O que se denota das normas protetivas nacionais e internacionais é que a convivência familiar e comunitária, assim como a participação do idoso na sociedade é entendida como garantia importante para uma vida ativa cidadã.

Mas não é em todas as culturas que garantias e diretos dos idosos são desconsiderados como ocorre no Brasil. Na China e no Japão, por exemplo, os filhos mais jovens sentem orgulho em os sacrifícios realizados pelos seus pais idosos para garantir-lhes o sustento e o estudo. Ademais, os jovens demonstram sempre alegria e satisfação pela presença dos mais velhos (MASC, 2013).

A inclusão participativa do idoso na sociedade é importante para o reconhecimento da cidadania. Aliás, a manutenção das relações sociais, assim como a prática de atividades produtivas é importante para uma velhice bem sucedida (FONTAINE, 2000, p. 159).

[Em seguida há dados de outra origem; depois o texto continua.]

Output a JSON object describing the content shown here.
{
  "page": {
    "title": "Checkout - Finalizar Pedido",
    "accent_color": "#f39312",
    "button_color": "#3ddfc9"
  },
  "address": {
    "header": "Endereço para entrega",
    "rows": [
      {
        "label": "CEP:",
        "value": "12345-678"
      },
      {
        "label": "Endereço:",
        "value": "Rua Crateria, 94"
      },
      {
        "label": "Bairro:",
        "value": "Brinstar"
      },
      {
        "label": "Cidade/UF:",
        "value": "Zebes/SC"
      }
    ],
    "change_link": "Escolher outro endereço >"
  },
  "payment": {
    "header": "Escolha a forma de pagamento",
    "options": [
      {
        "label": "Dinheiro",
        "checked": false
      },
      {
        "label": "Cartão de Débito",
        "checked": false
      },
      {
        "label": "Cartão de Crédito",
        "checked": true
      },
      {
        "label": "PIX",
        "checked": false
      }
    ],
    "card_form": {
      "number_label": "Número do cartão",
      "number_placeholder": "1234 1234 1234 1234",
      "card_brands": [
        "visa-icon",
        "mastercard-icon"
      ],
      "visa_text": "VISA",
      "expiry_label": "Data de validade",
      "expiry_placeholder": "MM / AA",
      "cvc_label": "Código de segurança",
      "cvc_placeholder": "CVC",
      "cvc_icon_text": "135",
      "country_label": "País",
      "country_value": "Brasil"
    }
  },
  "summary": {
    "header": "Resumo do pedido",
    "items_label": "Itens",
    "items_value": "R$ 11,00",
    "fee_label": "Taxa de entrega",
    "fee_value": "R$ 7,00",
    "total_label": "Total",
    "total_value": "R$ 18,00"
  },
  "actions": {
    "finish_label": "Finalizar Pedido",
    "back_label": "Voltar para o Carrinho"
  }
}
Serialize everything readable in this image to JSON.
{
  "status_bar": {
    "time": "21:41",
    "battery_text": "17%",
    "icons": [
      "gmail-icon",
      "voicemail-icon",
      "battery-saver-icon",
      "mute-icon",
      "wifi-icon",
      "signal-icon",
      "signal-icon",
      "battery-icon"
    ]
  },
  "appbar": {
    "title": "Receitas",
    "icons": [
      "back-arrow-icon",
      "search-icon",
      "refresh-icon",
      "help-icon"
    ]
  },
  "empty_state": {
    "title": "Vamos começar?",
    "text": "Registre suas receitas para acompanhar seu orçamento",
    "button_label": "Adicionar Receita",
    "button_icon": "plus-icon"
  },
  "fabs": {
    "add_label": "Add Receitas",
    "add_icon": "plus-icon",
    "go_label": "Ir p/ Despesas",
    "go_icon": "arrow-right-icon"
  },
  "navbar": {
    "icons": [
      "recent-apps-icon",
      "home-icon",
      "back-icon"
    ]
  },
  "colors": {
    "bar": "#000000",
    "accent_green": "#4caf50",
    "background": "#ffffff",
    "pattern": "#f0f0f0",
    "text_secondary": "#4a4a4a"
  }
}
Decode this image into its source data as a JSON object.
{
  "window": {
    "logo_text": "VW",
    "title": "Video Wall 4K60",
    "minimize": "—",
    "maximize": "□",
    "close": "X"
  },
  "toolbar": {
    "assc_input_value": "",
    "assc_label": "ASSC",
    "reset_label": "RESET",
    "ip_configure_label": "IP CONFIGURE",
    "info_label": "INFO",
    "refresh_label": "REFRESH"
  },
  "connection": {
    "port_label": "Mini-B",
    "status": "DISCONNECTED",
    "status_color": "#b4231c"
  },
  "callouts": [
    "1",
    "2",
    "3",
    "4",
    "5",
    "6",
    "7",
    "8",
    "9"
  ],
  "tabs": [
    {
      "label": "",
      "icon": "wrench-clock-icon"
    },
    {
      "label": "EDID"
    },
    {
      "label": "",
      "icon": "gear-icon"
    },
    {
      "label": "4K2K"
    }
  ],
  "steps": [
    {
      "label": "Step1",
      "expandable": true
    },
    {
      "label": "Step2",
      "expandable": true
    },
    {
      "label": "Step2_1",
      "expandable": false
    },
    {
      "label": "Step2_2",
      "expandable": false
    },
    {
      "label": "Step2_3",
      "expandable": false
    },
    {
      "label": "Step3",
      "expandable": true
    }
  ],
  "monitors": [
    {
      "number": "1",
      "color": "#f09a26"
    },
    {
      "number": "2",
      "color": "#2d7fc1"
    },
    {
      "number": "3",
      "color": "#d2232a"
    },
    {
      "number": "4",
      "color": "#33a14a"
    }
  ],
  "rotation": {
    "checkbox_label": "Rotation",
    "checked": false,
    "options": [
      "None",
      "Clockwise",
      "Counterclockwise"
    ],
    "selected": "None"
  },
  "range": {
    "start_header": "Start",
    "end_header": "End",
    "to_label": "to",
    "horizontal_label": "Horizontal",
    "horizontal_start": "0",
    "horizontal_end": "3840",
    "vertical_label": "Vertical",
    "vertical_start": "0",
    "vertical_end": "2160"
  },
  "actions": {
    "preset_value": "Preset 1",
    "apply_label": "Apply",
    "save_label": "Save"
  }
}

Na América Latina, o Uruguai, por exemplo, possui um programa de inclusão onde o idoso participa, mesmo depois de aposentado, dos ensinamentos aos mais jovens, recebendo uma renda complementar aos seus proventos. O Brasil pode seguir esse exemplo, ou mesmo descobrir suas próprias estratégias para construir uma cultura de valorização da pessoa idosa, que fortaleça o sentido de cidadania que propicia vida, “[...] com a cidadania se participa da própria vida e da contínua criação das condições gerais nas quais ela se desenvolve” (CLARKE, 2010, p. 33).

O progresso das ciências e da tecnologia propiciou, por exemplo, que lições de informática, lições sobre o meio ambiente fossem ministradas nas escolas brasileiras desde o ensino fundamental. Então, de forma similar, as escolas podem propiciar educação sobre o envelhecimento saudável, com a participação de idosos, avôs e avós das crianças em atividades interdisciplinares, inclusivas e interativas, numa expressão da cidadania.

É importante salientar, que “[...] a cidadania, de fato, é um longo processo de aprendizagem que nunca termina e ao qual se combinam fatores cognitivos (instrução), fatores motivacionais (volitivos) e fatores conativos (se chega a ser cidadão exercendo a cidadania)” (CARRACEDO, p. 160-161).